Was The Flu Activity In The US Earlier This Year?

CDC’s report arrives as experts warn that the flu season has begun earlier this year than usual and the nation potentially looking towards a tripledemic with the covid, RSV, and the flu, all causing hospital beds to be filled up quickly across the nation. 

Cumulatively around 6.2 million illnesses have been reported so far with 2,900 deaths from flu and 53,000 hospitalizations. Last week’s report showed 4.4 million illnesses, 38,000 hospitalizations with 2,100 deaths from the flu. 

Flu activity in US

The hospitalization rate is at a whopping 11.3 per 100,000 cases, which is the highest for this time since the 2010-2011 flu season. 

Although influenza-like cases show the highest level at this point in the season, the rate of increase has slowed down in a previous couple of weeks.

Five influenza-associate pediatric deaths were also reported by the CDC which takes the death toll of children to a total of 12 for the current season. 

Experts have warned that the cases are probably going to increase with the start of the holiday season and large family gatherings set to take place around the country. 

Flu activity in US has unraveled unusually early this year with covid and respiratory syncytial virus (RSV), which is already inundating hospital systems. 

According to Dr. Ashish Jha, coordinator for the White House Covid-19 Task Force, we are dealing with three very contagious respiratory viruses and the likelihood of an increase in the upcoming weeks for the number of cases of influenza and covid is high. Dr. Ashish believes that the surge in RSV may have peaked as the numbers seemed to be going down nationally.
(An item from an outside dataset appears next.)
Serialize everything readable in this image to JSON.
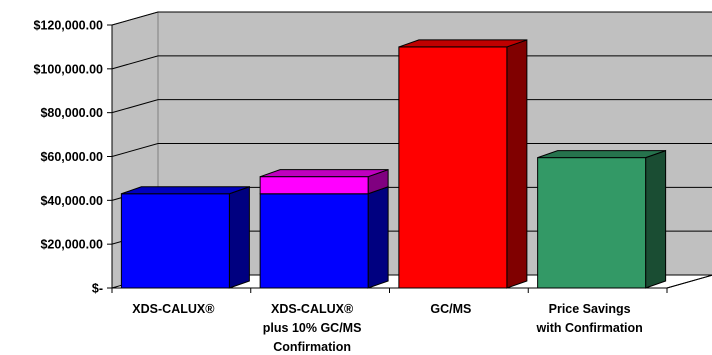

The next couple of weeks’ reports will confirm this according to him. 

Flu season typically starts early in December and reaches its peaks by the end of January or February. One of the main reasons for the unusual spike in flu cases this year is considered to be a lack of vaccinations due to the early start of flu season this time. 

There are a lot of people who are unvaccinated than there would have been during ordinary seasons which makes it easier for the virus to spread. 
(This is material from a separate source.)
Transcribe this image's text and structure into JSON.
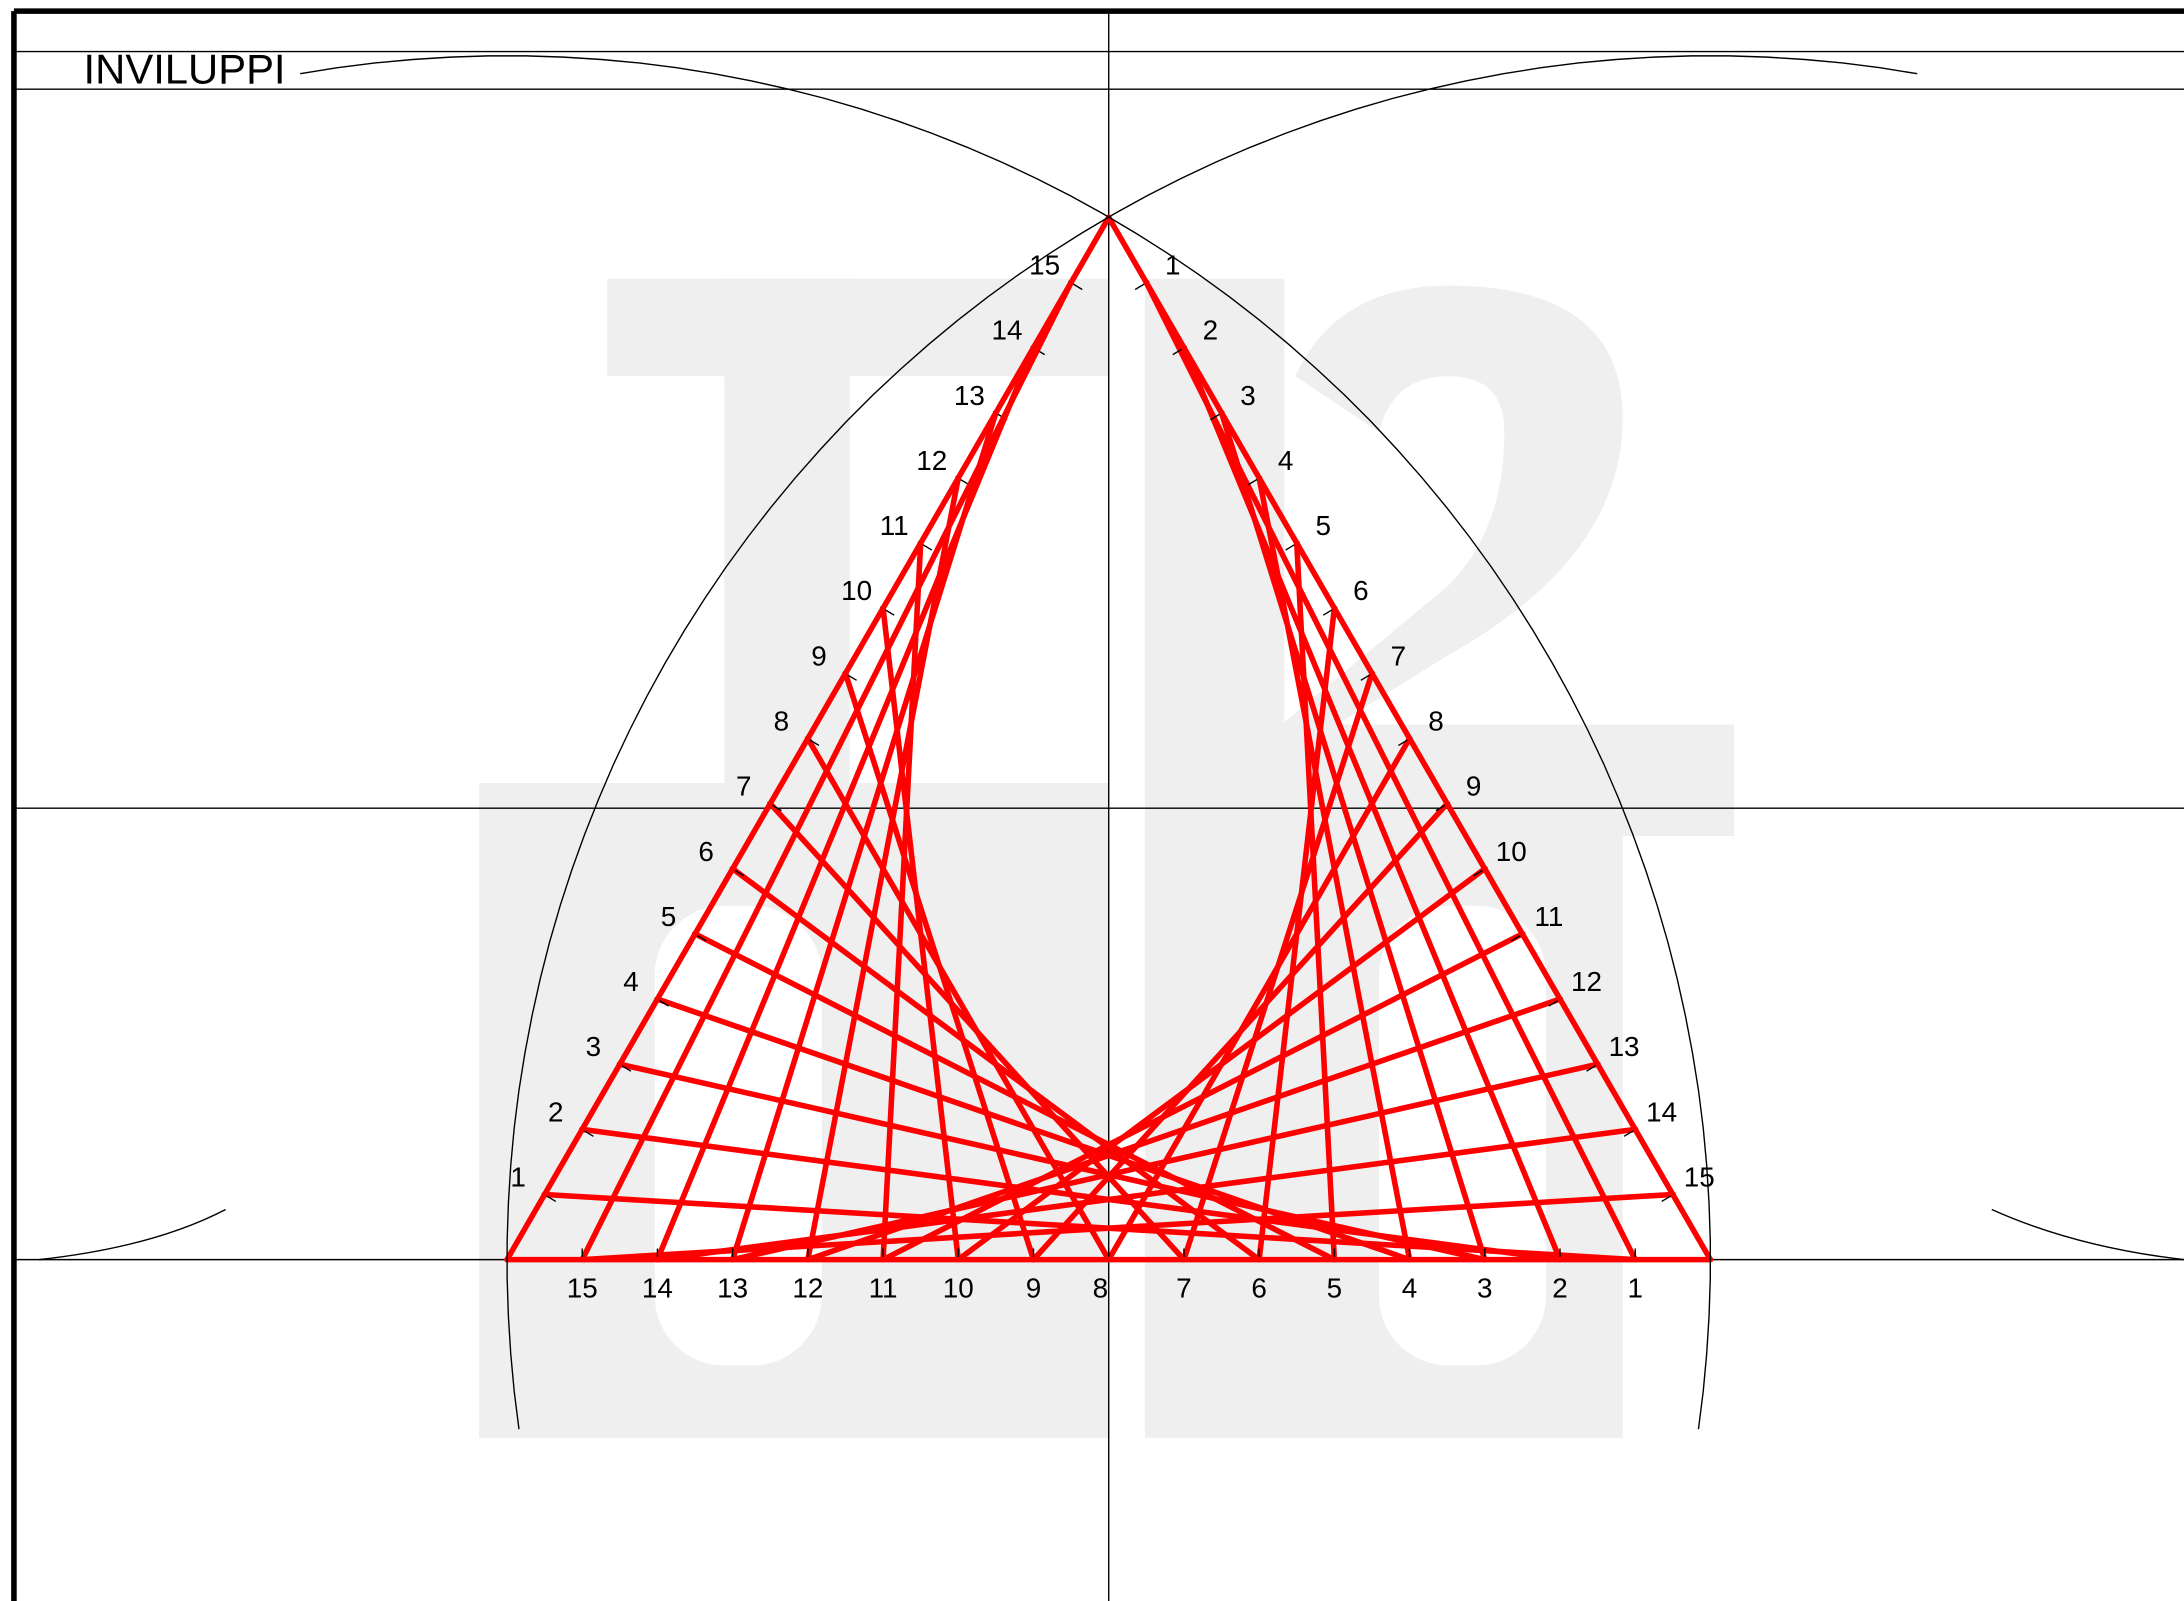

The CDC data shows that only 12 percent of eligible people in the US have received their updated Covid-19 booster shots, and 1 in 5 people is still completely unvaccinated nationally. The number of flu shots taken was also short by a few million compared to the past two years. 

There is currently no vaccine available for RSV and children’s hospitals are fuller than usual despite the cases going down. 

Pediatric hospital beds have been filled up for months now and leaders are calling for a formal emergy declaration from the federal government to support hospitals and communities amidst the alarming surge in respiratory illnesses in infants and children.